Schneekanonen und die Begleittechnik verschandeln die Berge und brauchen viel Energie. Trotzdem werden sie staatlich gefördert und kommen auch dieses Jahr wieder massenhaft zum Einsatz.

Dieses Jahr werden in den Alpen 70.000 Hektar Pisten künstlich beschneit. Das ist eine konservative Rechnung, sagt Sylvia Hamberger von der Gesellschaft für Ökologische Forschung - manche Forscher gehen von weit mehr aus. Zum Vergleich: Die Insel Rügen umfasst eine Größe von 90.000 Hektar.
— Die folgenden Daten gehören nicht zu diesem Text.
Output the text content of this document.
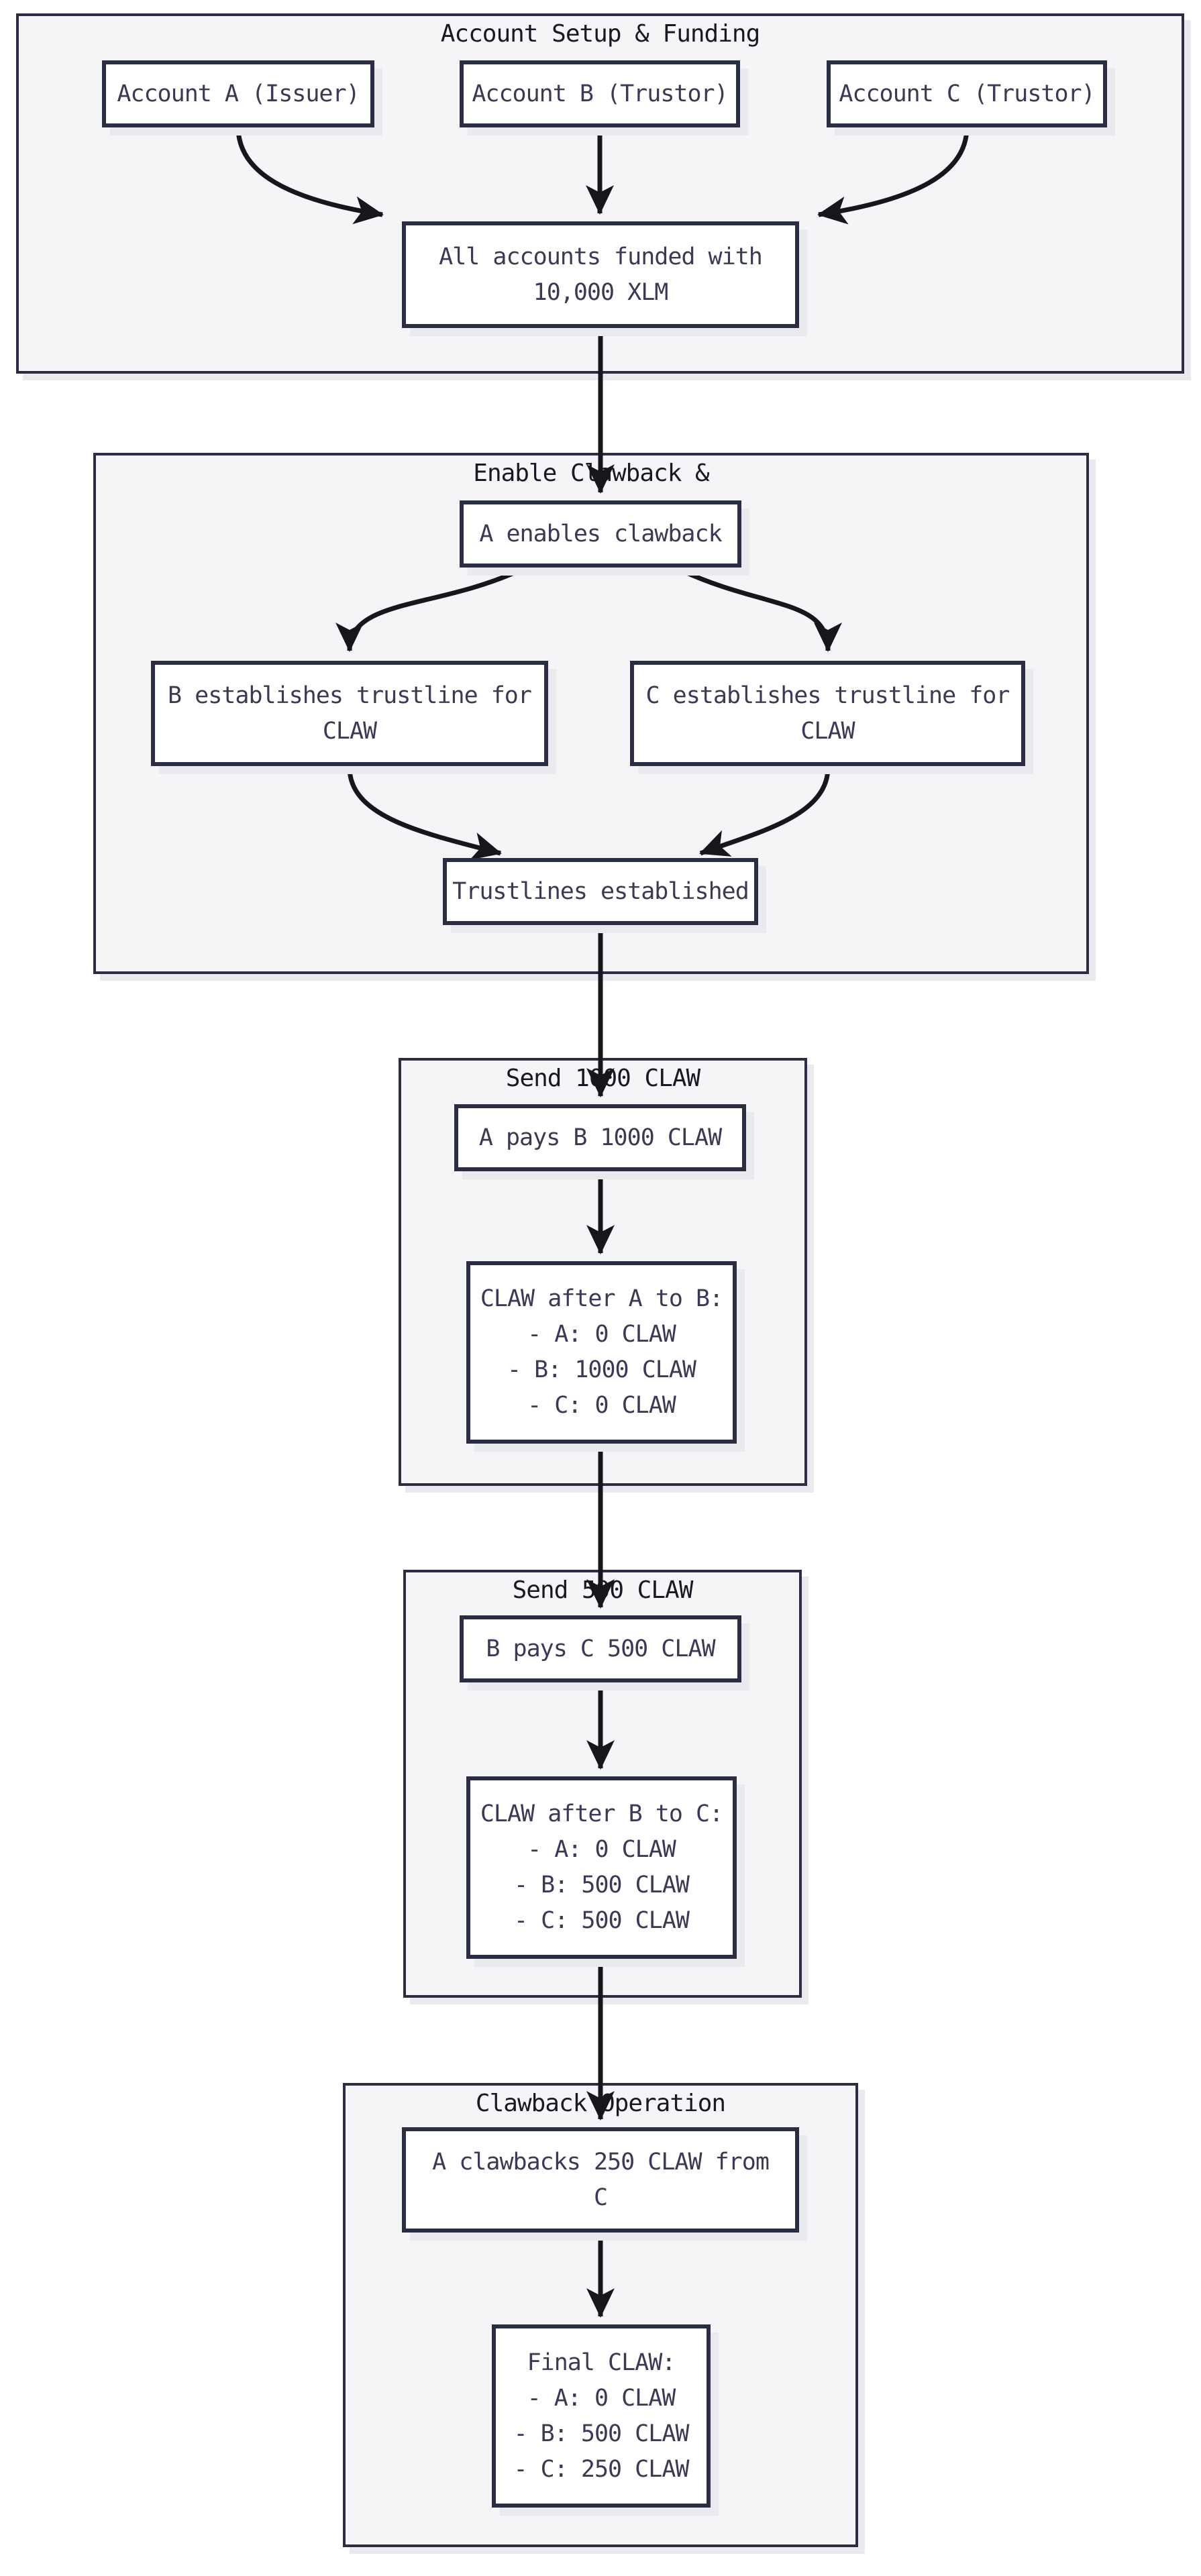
Account Setup & Funding
Enable Clawback &
Send 1000 CLAW
Send 500 CLAW
Clawback Operation
Account A (Issuer)	Account B (Trustor)	Account C (Trustor)
All accounts funded with
10,000 XLM
A enables clawback
B establishes trustline for
CLAW
C establishes trustline for
CLAW
Trustlines established
A pays B 1000 CLAW
CLAW after A to B:
- A: 0 CLAW
- B: 1000 CLAW
- C: 0 CLAW
B pays C 500 CLAW
CLAW after B to C:
- A: 0 CLAW
- B: 500 CLAW
- C: 500 CLAW
A clawbacks 250 CLAW from
C
Final CLAW:
- A: 0 CLAW
- B: 500 CLAW
- C: 250 CLAW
Weil inzwischen so viel künstlich beschneit wird, wird auch viel Energie benötigt. Für eine Saison brauchen die Schneekanonen in Europa so viel Energie wie 150.000 Menschen in einem Jahr - also einmal die komplette Stadt Heidelberg.
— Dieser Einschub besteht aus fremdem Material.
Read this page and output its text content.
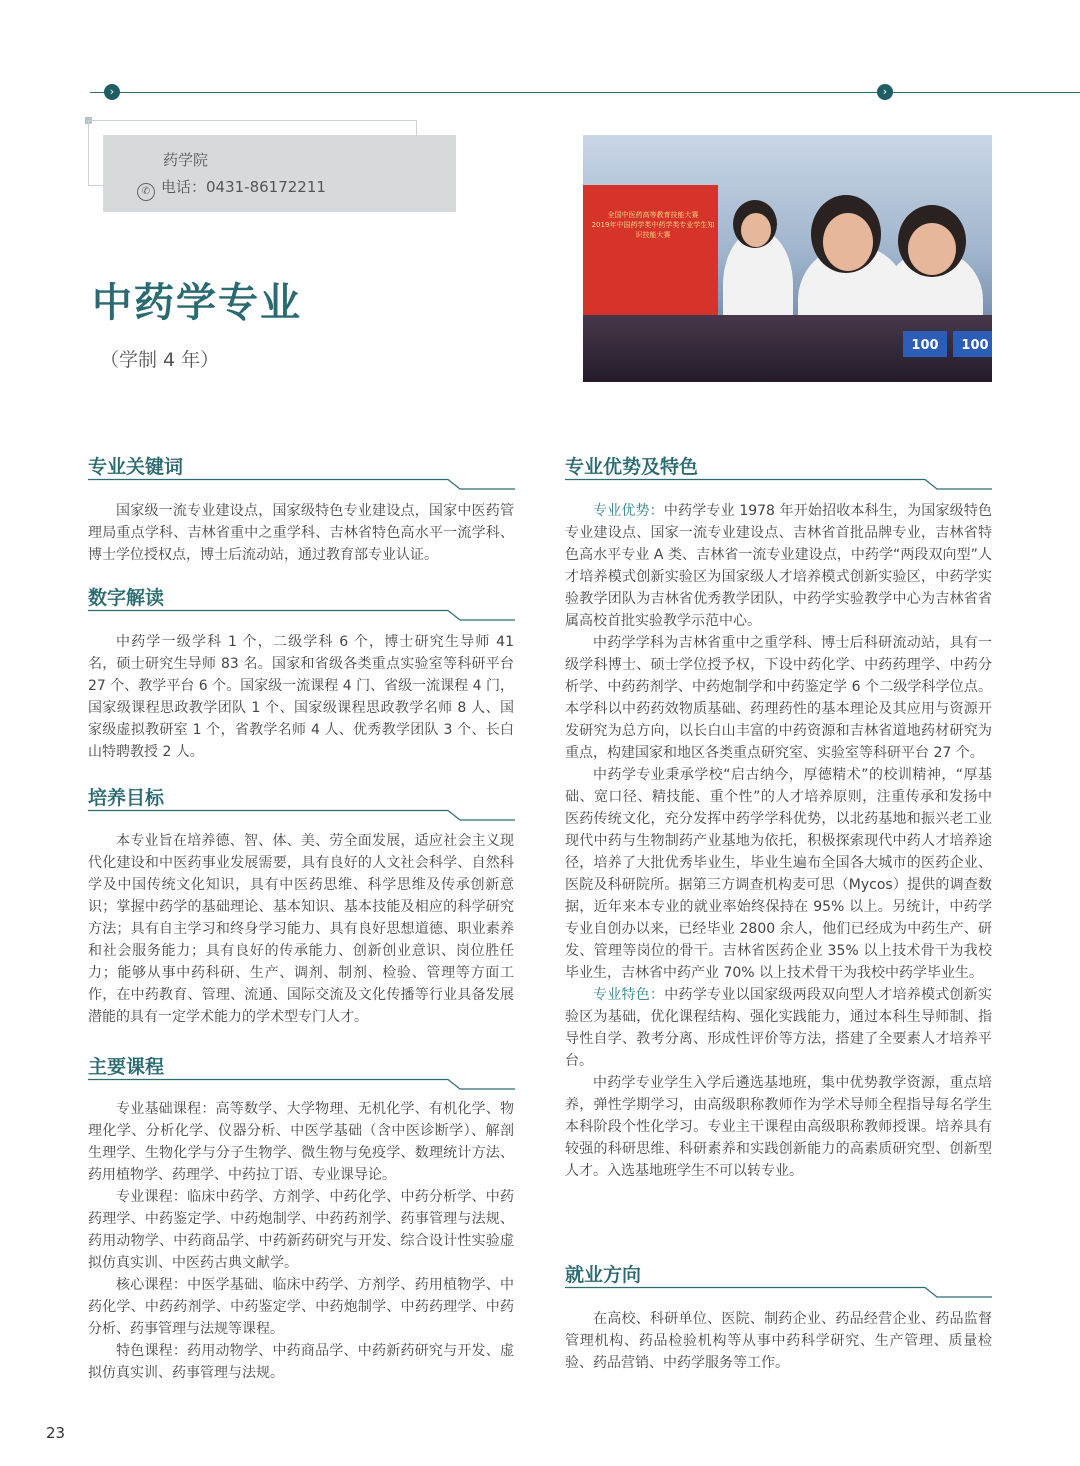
›	›
药学院
✆ 电话：0431-86172211
中药学专业
（学制 4 年）
全国中医药高等教育技能大赛
2019年中国药学类中药学类专业学生知识技能大赛
100	100
专业关键词

国家级一流专业建设点，国家级特色专业建设点，国家中医药管理局重点学科、吉林省重中之重学科、吉林省特色高水平一流学科、博士学位授权点，博士后流动站，通过教育部专业认证。

数字解读

中药学一级学科 1 个，二级学科 6 个，博士研究生导师 41 名，硕士研究生导师 83 名。国家和省级各类重点实验室等科研平台 27 个、教学平台 6 个。国家级一流课程 4 门、省级一流课程 4 门，国家级课程思政教学团队 1 个、国家级课程思政教学名师 8 人、国家级虚拟教研室 1 个，省教学名师 4 人、优秀教学团队 3 个、长白山特聘教授 2 人。

培养目标

本专业旨在培养德、智、体、美、劳全面发展，适应社会主义现代化建设和中医药事业发展需要，具有良好的人文社会科学、自然科学及中国传统文化知识，具有中医药思维、科学思维及传承创新意识；掌握中药学的基础理论、基本知识、基本技能及相应的科学研究方法；具有自主学习和终身学习能力、具有良好思想道德、职业素养和社会服务能力；具有良好的传承能力、创新创业意识、岗位胜任力；能够从事中药科研、生产、调剂、制剂、检验、管理等方面工作，在中药教育、管理、流通、国际交流及文化传播等行业具备发展潜能的具有一定学术能力的学术型专门人才。

主要课程

专业基础课程：高等数学、大学物理、无机化学、有机化学、物理化学、分析化学、仪器分析、中医学基础（含中医诊断学）、解剖生理学、生物化学与分子生物学、微生物与免疫学、数理统计方法、药用植物学、药理学、中药拉丁语、专业课导论。

专业课程：临床中药学、方剂学、中药化学、中药分析学、中药药理学、中药鉴定学、中药炮制学、中药药剂学、药事管理与法规、药用动物学、中药商品学、中药新药研究与开发、综合设计性实验虚拟仿真实训、中医药古典文献学。

核心课程：中医学基础、临床中药学、方剂学、药用植物学、中药化学、中药药剂学、中药鉴定学、中药炮制学、中药药理学、中药分析、药事管理与法规等课程。

特色课程：药用动物学、中药商品学、中药新药研究与开发、虚拟仿真实训、药事管理与法规。

专业优势及特色

专业优势：中药学专业 1978 年开始招收本科生，为国家级特色专业建设点、国家一流专业建设点、吉林省首批品牌专业，吉林省特色高水平专业 A 类、吉林省一流专业建设点，中药学“两段双向型”人才培养模式创新实验区为国家级人才培养模式创新实验区，中药学实验教学团队为吉林省优秀教学团队，中药学实验教学中心为吉林省省属高校首批实验教学示范中心。

中药学学科为吉林省重中之重学科、博士后科研流动站，具有一级学科博士、硕士学位授予权，下设中药化学、中药药理学、中药分析学、中药药剂学、中药炮制学和中药鉴定学 6 个二级学科学位点。本学科以中药药效物质基础、药理药性的基本理论及其应用与资源开发研究为总方向，以长白山丰富的中药资源和吉林省道地药材研究为重点，构建国家和地区各类重点研究室、实验室等科研平台 27 个。

中药学专业秉承学校“启古纳今，厚德精术”的校训精神，“厚基础、宽口径、精技能、重个性”的人才培养原则，注重传承和发扬中医药传统文化，充分发挥中药学学科优势，以北药基地和振兴老工业现代中药与生物制药产业基地为依托，积极探索现代中药人才培养途径，培养了大批优秀毕业生，毕业生遍布全国各大城市的医药企业、医院及科研院所。据第三方调查机构麦可思（Mycos）提供的调查数据，近年来本专业的就业率始终保持在 95% 以上。另统计，中药学专业自创办以来，已经毕业 2800 余人，他们已经成为中药生产、研发、管理等岗位的骨干。吉林省医药企业 35% 以上技术骨干为我校毕业生，吉林省中药产业 70% 以上技术骨干为我校中药学毕业生。

专业特色：中药学专业以国家级两段双向型人才培养模式创新实验区为基础，优化课程结构、强化实践能力，通过本科生导师制、指导性自学、教考分离、形成性评价等方法，搭建了全要素人才培养平台。

中药学专业学生入学后遴选基地班，集中优势教学资源，重点培养，弹性学期学习，由高级职称教师作为学术导师全程指导每名学生本科阶段个性化学习。专业主干课程由高级职称教师授课。培养具有较强的科研思维、科研素养和实践创新能力的高素质研究型、创新型人才。入选基地班学生不可以转专业。

就业方向

在高校、科研单位、医院、制药企业、药品经营企业、药品监督管理机构、药品检验机构等从事中药科学研究、生产管理、质量检验、药品营销、中药学服务等工作。

23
Zu warm: Geschlossen trotz Schneekanonen

Für Sylvia Hamberger ist die künstliche Beschneiung zum Symbol für die Unbelehrbarkeit im Klimawandel geworden. Denn je stärker der Klimawandel seine Folgen zeigt, desto wärmer wird es - und desto mehr Schneekanonen kommen zum Einsatz. Ein Teufelskreis.
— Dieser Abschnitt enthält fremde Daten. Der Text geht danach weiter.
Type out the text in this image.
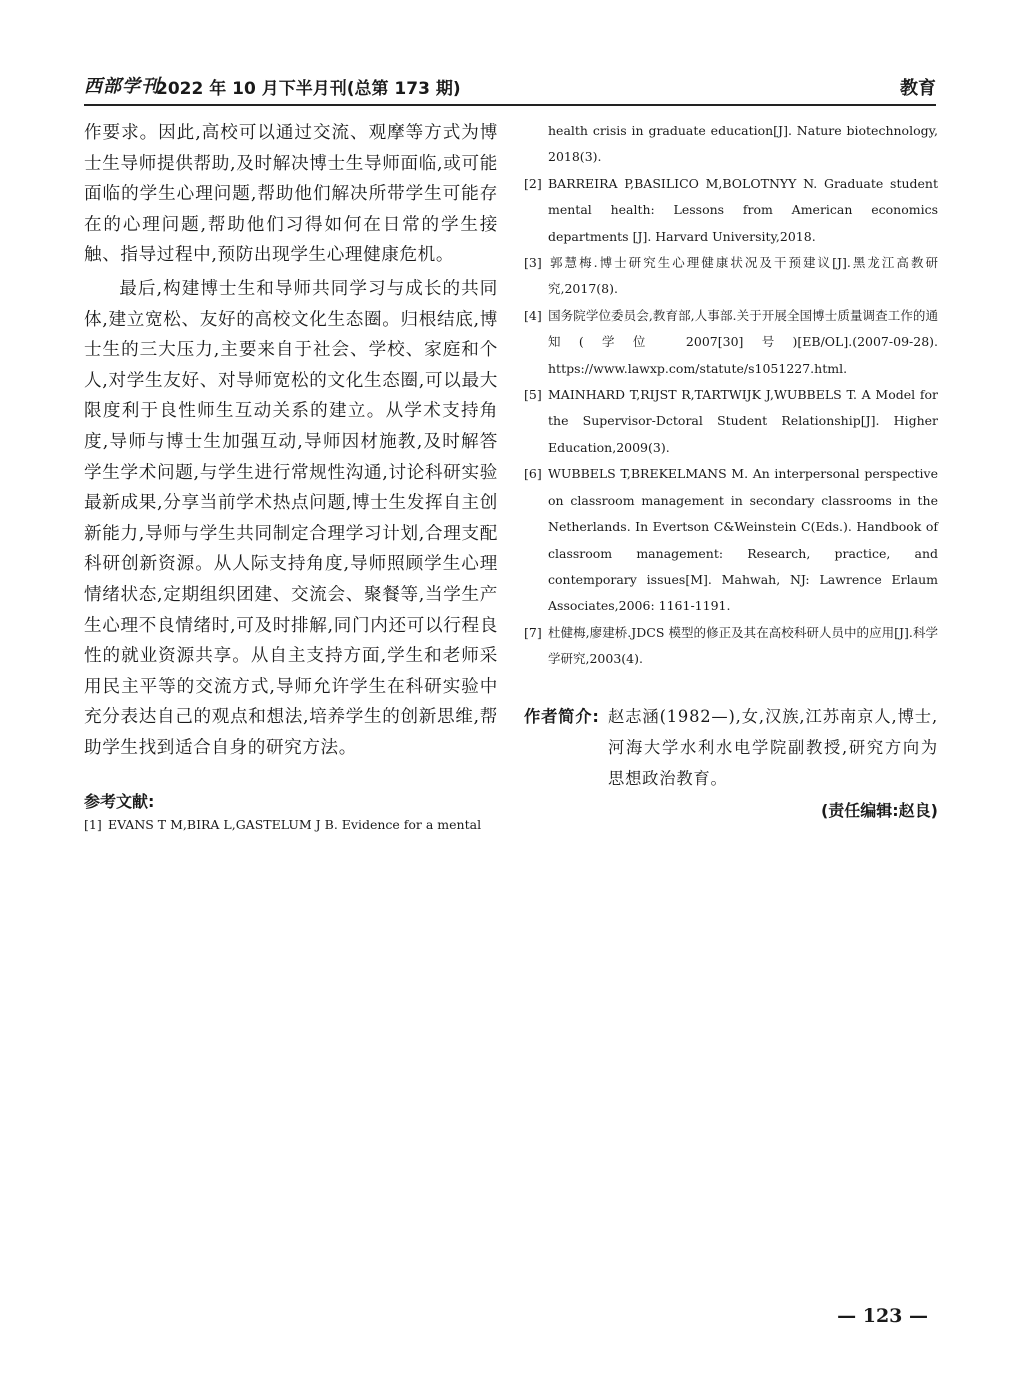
西部学刊
2022 年 10 月下半月刊(总第 173 期)	教育

作要求。因此,高校可以通过交流、观摩等方式为博士生导师提供帮助,及时解决博士生导师面临,或可能面临的学生心理问题,帮助他们解决所带学生可能存在的心理问题,帮助他们习得如何在日常的学生接触、指导过程中,预防出现学生心理健康危机。

最后,构建博士生和导师共同学习与成长的共同体,建立宽松、友好的高校文化生态圈。归根结底,博士生的三大压力,主要来自于社会、学校、家庭和个人,对学生友好、对导师宽松的文化生态圈,可以最大限度利于良性师生互动关系的建立。从学术支持角度,导师与博士生加强互动,导师因材施教,及时解答学生学术问题,与学生进行常规性沟通,讨论科研实验最新成果,分享当前学术热点问题,博士生发挥自主创新能力,导师与学生共同制定合理学习计划,合理支配科研创新资源。从人际支持角度,导师照顾学生心理情绪状态,定期组织团建、交流会、聚餐等,当学生产生心理不良情绪时,可及时排解,同门内还可以行程良性的就业资源共享。从自主支持方面,学生和老师采用民主平等的交流方式,导师允许学生在科研实验中充分表达自己的观点和想法,培养学生的创新思维,帮助学生找到适合自身的研究方法。

参考文献:
[1] EVANS T M,BIRA L,GASTELUM J B. Evidence for a mental
health crisis in graduate education[J]. Nature biotechnology, 2018(3).
[2] BARREIRA P,BASILICO M,BOLOTNYY N. Graduate student mental health: Lessons from American economics departments [J]. Harvard University,2018.
[3] 郭慧梅.博士研究生心理健康状况及干预建议[J].黑龙江高教研究,2017(8).
[4] 国务院学位委员会,教育部,人事部.关于开展全国博士质量调查工作的通知(学位 2007[30]号)[EB/OL].(2007-09-28). https://www.lawxp.com/statute/s1051227.html.
[5] MAINHARD T,RIJST R,TARTWIJK J,WUBBELS T. A Model for the Supervisor-Dctoral Student Relationship[J]. Higher Education,2009(3).
[6] WUBBELS T,BREKELMANS M. An interpersonal perspective on classroom management in secondary classrooms in the Netherlands. In Evertson C&Weinstein C(Eds.). Handbook of classroom management: Research, practice, and contemporary issues[M]. Mahwah, NJ: Lawrence Erlaum Associates,2006: 1161-1191.
[7] 杜健梅,廖建桥.JDCS 模型的修正及其在高校科研人员中的应用[J].科学学研究,2003(4).
作者简介: 赵志涵(1982—),女,汉族,江苏南京人,博士,河海大学水利水电学院副教授,研究方向为思想政治教育。
(责任编辑:赵良)
— 123 —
Allerdings hat der ein vorprogrammiertes Ende. Und zwar dann, wenn es so warm geworden ist, dass sich die künstliche Beschneiung nicht mehr lohnt, weil es zu warm ist und der Schnee zu schnell schmilzt. Das ist teilweise in diesem Dezember schon der Fall: Manche Pisten haben trotz Schneekanonen geschlossen.

Sylvia Hamberger wünscht sich Alternativen in Form von sanftem Winter-Alpen-Tourismus. Der klassische Ski-Abfahrtslauf gehört im Zweifelsfall dann nicht mehr dazu. Außerdem müssen unbedingt die staatlichen Förderungen für Kunstschneeanlagen aufhören, sagt sie.